Kentmorr is near Washington DC and the associated Special Flight Rules Area (SFRA). Kentmorr is not in the SFRA; thus, you can fly into and out of Kentmorr without having to file flight plans, talk to Potomac TRACON, or squawk a special transponder code.  But there are a few things you need to do.

In order to fly VFR within 60NM of Washington, the pilot-in-command must have completed the on-line training required by 14CFR 91.161.  This includes an IFR arrival where you cancel VFR to land—so please take the training.  It only takes a few minutes.

The SFRA, which is approximately a 30 NM circle around the DCA VORTAC, is only about 1.6 NM west of the end of Runway 28.  If you enter from and depart to the north, east, or south, there is no restriction from the SFRA.  However, if you enter from or depart to the west, you must follow the Washington SFRA procedures.  (See 14CFR (FAR) 93.331 through .345, or click here  to go to the rule.  Also see NOTAM FDC 0/8326.)  As long as you stay to the north, east, or south of the airport, you will be clear of the SFRA and can follow the procedures below.

Pattern altitude is 1000 ft with left traffic.  We recommend you enter left traffic for runway 28 from the east by flying upwind and turning crosswind over the shoreline of the Bay.  See the picture below.  Note that folks can also enter left traffic via a standard 45-degree entry south of the field—but stay east of the airport to avoid the SFRA.  Also, folks entering on an SFRA flight plan may use a standard 45-degree entry. 

On departure from Runway 28, turn to the east as soon as you can safely do so unless following an SFRA or IFR flight plan.  The edge of the SFRA is 1.6 NM from the west end of Runway 28.  Please—first fly your plane safely; worry about the SFRA later. 

For left traffic to Runway 10, you can enter downwind directly from the east.  See the picture below. You can also use a standard 45-degree entry, but this puts you in proximity to Bay Bridge airport to the north, so eyes outside of the cockpit.  Please note that we prefer you to use Runway 28 for takeoffs and landings when winds are light—that helps keep our neighbors happy.

The taxiway and parking area for transients is on the north side of the airport, away from the houses.  Most people park near the Chesapeake Bay since that is closest to the restaurant.  We suggest you lock your airplane while you are parked here to align with TSA's recommendations for airport security.  We also encourage you to secure your airplane with a prop lock, although that is not mandatory. 
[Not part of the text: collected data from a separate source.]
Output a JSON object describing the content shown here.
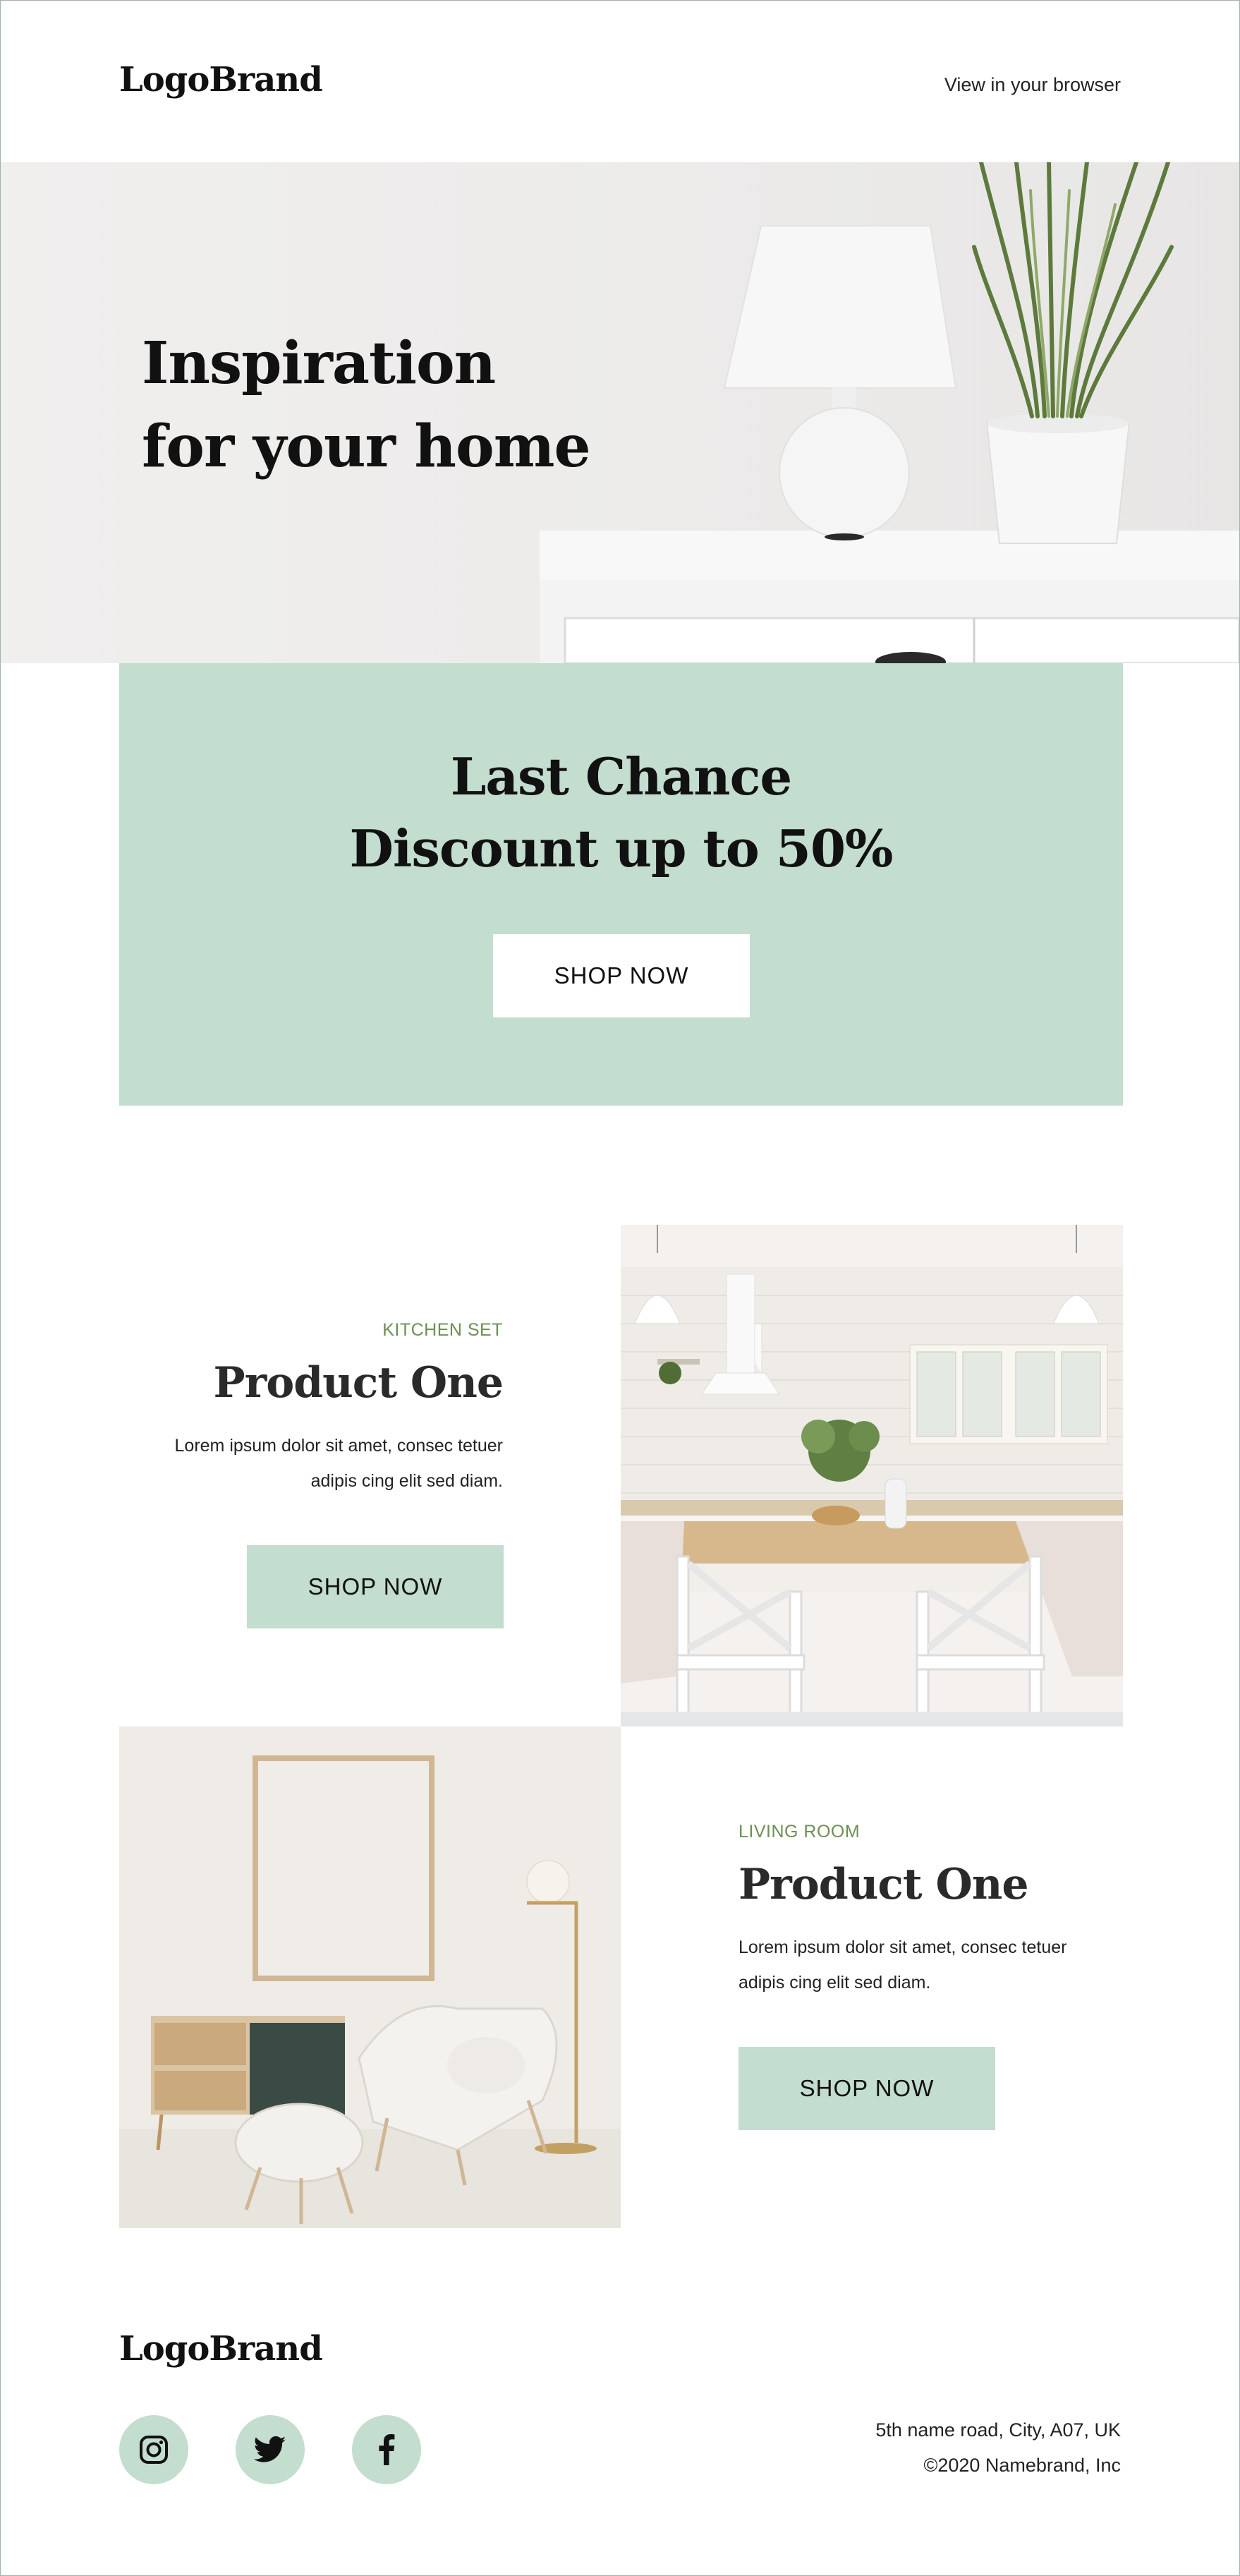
{
  "header": {
    "logo": "LogoBrand",
    "view_in_browser": "View in your browser"
  },
  "hero": {
    "title_line1": "Inspiration",
    "title_line2": "for your home"
  },
  "promo": {
    "line1": "Last Chance",
    "line2": "Discount up to 50%",
    "button_label": "SHOP NOW"
  },
  "products": [
    {
      "category": "KITCHEN SET",
      "title": "Product One",
      "description_line1": "Lorem ipsum dolor sit amet, consec tetuer",
      "description_line2": "adipis cing elit sed diam.",
      "button_label": "SHOP NOW"
    },
    {
      "category": "LIVING ROOM",
      "title": "Product One",
      "description_line1": "Lorem ipsum dolor sit amet, consec tetuer",
      "description_line2": "adipis cing elit sed diam.",
      "button_label": "SHOP NOW"
    }
  ],
  "footer": {
    "logo": "LogoBrand",
    "address": "5th name road, City, A07, UK",
    "copyright": "©2020 Namebrand, Inc",
    "social": [
      {
        "icon": "instagram-icon"
      },
      {
        "icon": "twitter-icon"
      },
      {
        "icon": "facebook-icon"
      }
    ]
  },
  "colors": {
    "accent_mint": "#c3ddcf",
    "eyebrow_green": "#6e8f55",
    "text_dark": "#111111"
  }
}
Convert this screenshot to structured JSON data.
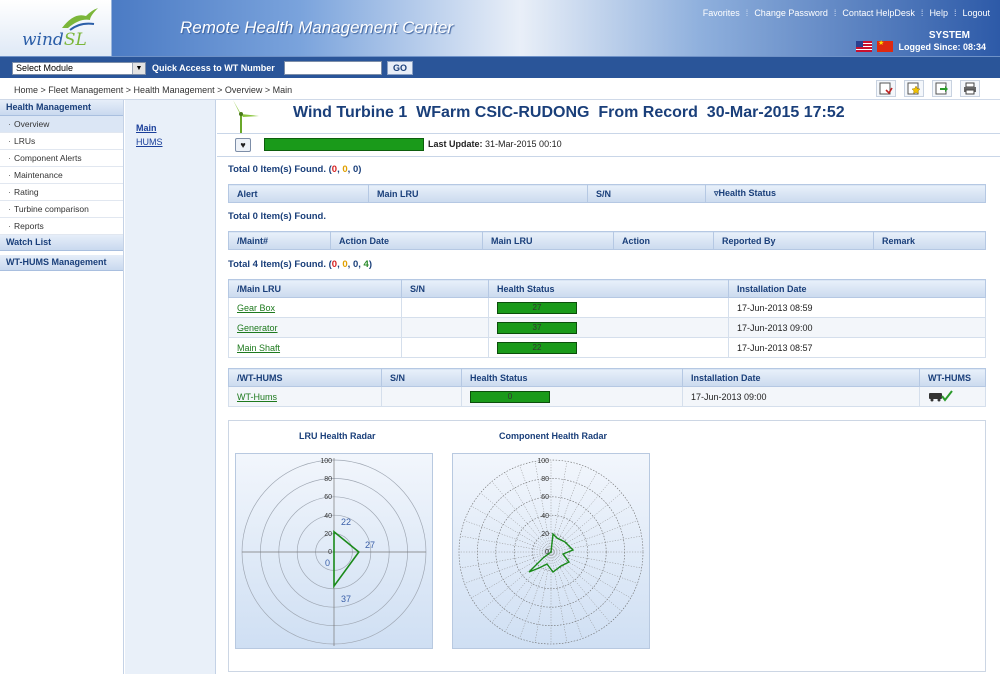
{
  "app": {
    "logo_text_left": "wind",
    "logo_text_right": "SL",
    "title": "Remote Health Management Center"
  },
  "top_links": [
    "Favorites",
    "Change Password",
    "Contact HelpDesk",
    "Help",
    "Logout"
  ],
  "user": {
    "name": "SYSTEM",
    "since": "Logged Since: 08:34"
  },
  "toolbar": {
    "module_select": "Select Module",
    "quick_access_label": "Quick Access to WT Number",
    "quick_access_value": "",
    "go_label": "GO"
  },
  "breadcrumb": "Home > Fleet Management > Health Management > Overview > Main",
  "tool_icons": [
    "report-icon",
    "favorite-star-icon",
    "export-icon",
    "print-icon"
  ],
  "leftnav": {
    "health_header": "Health Management",
    "health_items": [
      "Overview",
      "LRUs",
      "Component Alerts",
      "Maintenance",
      "Rating",
      "Turbine comparison",
      "Reports"
    ],
    "watch_header": "Watch List",
    "wthums_header": "WT-HUMS Management"
  },
  "subnav": {
    "main": "Main",
    "hums": "HUMS"
  },
  "header": {
    "title": "Wind Turbine 1  WFarm CSIC-RUDONG  From Record  30-Mar-2015 17:52",
    "last_update_label": "Last Update:",
    "last_update_value": "31-Mar-2015 00:10"
  },
  "alerts": {
    "total_prefix": "Total 0 Item(s) Found. (",
    "c1": "0",
    "c2": "0",
    "c3": "0",
    "total_suffix": ")",
    "columns": [
      "Alert",
      "Main LRU",
      "S/N",
      "Health Status"
    ]
  },
  "maint": {
    "total": "Total 0 Item(s) Found.",
    "columns": [
      "Maint#",
      "Action Date",
      "Main LRU",
      "Action",
      "Reported By",
      "Remark"
    ]
  },
  "lru": {
    "total_prefix": "Total 4 Item(s) Found. (",
    "c1": "0",
    "c2": "0",
    "c3": "0",
    "c4": "4",
    "total_suffix": ")",
    "columns": [
      "Main LRU",
      "S/N",
      "Health Status",
      "Installation Date"
    ],
    "rows": [
      {
        "name": "Gear Box",
        "sn": "",
        "health": "27",
        "date": "17-Jun-2013 08:59"
      },
      {
        "name": "Generator",
        "sn": "",
        "health": "37",
        "date": "17-Jun-2013 09:00"
      },
      {
        "name": "Main Shaft",
        "sn": "",
        "health": "22",
        "date": "17-Jun-2013 08:57"
      }
    ]
  },
  "hums": {
    "columns": [
      "WT-HUMS",
      "S/N",
      "Health Status",
      "Installation Date",
      "WT-HUMS"
    ],
    "rows": [
      {
        "name": "WT-Hums",
        "sn": "",
        "health": "0",
        "date": "17-Jun-2013 09:00"
      }
    ]
  },
  "radar": {
    "lru_title": "LRU Health Radar",
    "component_title": "Component Health Radar",
    "ticks": [
      "100",
      "80",
      "60",
      "40",
      "20",
      "0"
    ],
    "lru_values": [
      22,
      27,
      37,
      0
    ]
  },
  "colors": {
    "status_green": "#1a9a1a",
    "brand_blue": "#1a3f7a"
  }
}
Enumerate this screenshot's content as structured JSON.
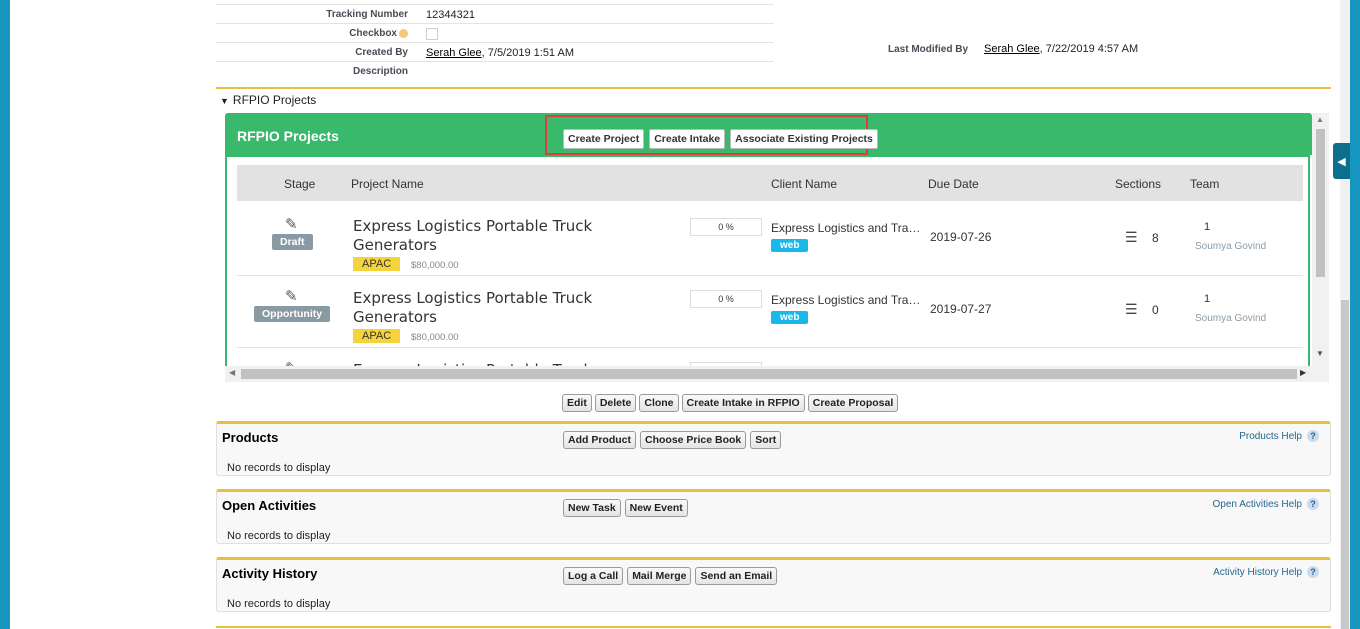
{
  "detail": {
    "tracking_label": "Tracking Number",
    "tracking_value": "12344321",
    "checkbox_label": "Checkbox",
    "created_by_label": "Created By",
    "created_by_user": "Serah Glee",
    "created_by_date": ", 7/5/2019 1:51 AM",
    "description_label": "Description",
    "last_modified_label": "Last Modified By",
    "last_modified_user": "Serah Glee",
    "last_modified_date": ", 7/22/2019 4:57 AM"
  },
  "rfpio_section": {
    "toggle_label": "RFPIO Projects",
    "panel_title": "RFPIO Projects",
    "buttons": [
      "Create Project",
      "Create Intake",
      "Associate Existing Projects"
    ],
    "columns": [
      "Stage",
      "Project Name",
      "Client Name",
      "Due Date",
      "Sections",
      "Team"
    ],
    "rows": [
      {
        "stage": "Draft",
        "project_name": "Express Logistics Portable Truck Generators",
        "region": "APAC",
        "amount": "$80,000.00",
        "progress": "0 %",
        "client": "Express Logistics and Transport",
        "client_tag": "web",
        "due_date": "2019-07-26",
        "sections": "8",
        "team_count": "1",
        "team_member": "Soumya Govind"
      },
      {
        "stage": "Opportunity",
        "project_name": "Express Logistics Portable Truck Generators",
        "region": "APAC",
        "amount": "$80,000.00",
        "progress": "0 %",
        "client": "Express Logistics and Transport",
        "client_tag": "web",
        "due_date": "2019-07-27",
        "sections": "0",
        "team_count": "1",
        "team_member": "Soumya Govind"
      },
      {
        "project_name": "Express Logistics Portable Truck"
      }
    ]
  },
  "actions": [
    "Edit",
    "Delete",
    "Clone",
    "Create Intake in RFPIO",
    "Create Proposal"
  ],
  "related_lists": [
    {
      "title": "Products",
      "buttons": [
        "Add Product",
        "Choose Price Book",
        "Sort"
      ],
      "help": "Products Help",
      "empty": "No records to display"
    },
    {
      "title": "Open Activities",
      "buttons": [
        "New Task",
        "New Event"
      ],
      "help": "Open Activities Help",
      "empty": "No records to display"
    },
    {
      "title": "Activity History",
      "buttons": [
        "Log a Call",
        "Mail Merge",
        "Send an Email"
      ],
      "help": "Activity History Help",
      "empty": "No records to display"
    }
  ],
  "colors": {
    "accent_green": "#39b96b",
    "frame_blue": "#1797c0",
    "highlight_red": "#e03c3c",
    "section_gold": "#e8bf3c"
  }
}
The preferred runway for noise abatement is runway 28 for both takeoff and landing (calm or 90-degree cross winds).  Avoid takeoffs to the east when possible.   

There are no lights on the runway and no published instrument approaches, so airport operations are limited to day VFR only.  Note that we have no fences, and we occasionally have visitors on the runway that operate at night without lights—see below.  Meeting one of these friends during a night landing or takeoff could spoil everyone’s evening, and we’re sure neither the FAA nor your insurance company would be pleased either.  Day only operations, please.

The runway can be soft after heavy rains, especially on the east end.  We will publish a NOTAM closing the airport to transients in this case (“CLSD TNST” or “RWY 10/28 CLSD TNST” in NOTAM-speak).   

There are displaced thresholds at both ends, which are marked with orange cones.  You can use the areas outside of the cones for takeoff, and we encourage this if you need the runway length. 

We have a huge goose population on Kent Island, and they like our grass.  If you see them on the runway, make a low pass and they will leave. 

We cut the grass ourselves. If you see the mower, make a low pass and we’ll clear out and let you land. 

Everybody at Kentmorr loves airplanes—stop by to see ours, and we’d love to see yours.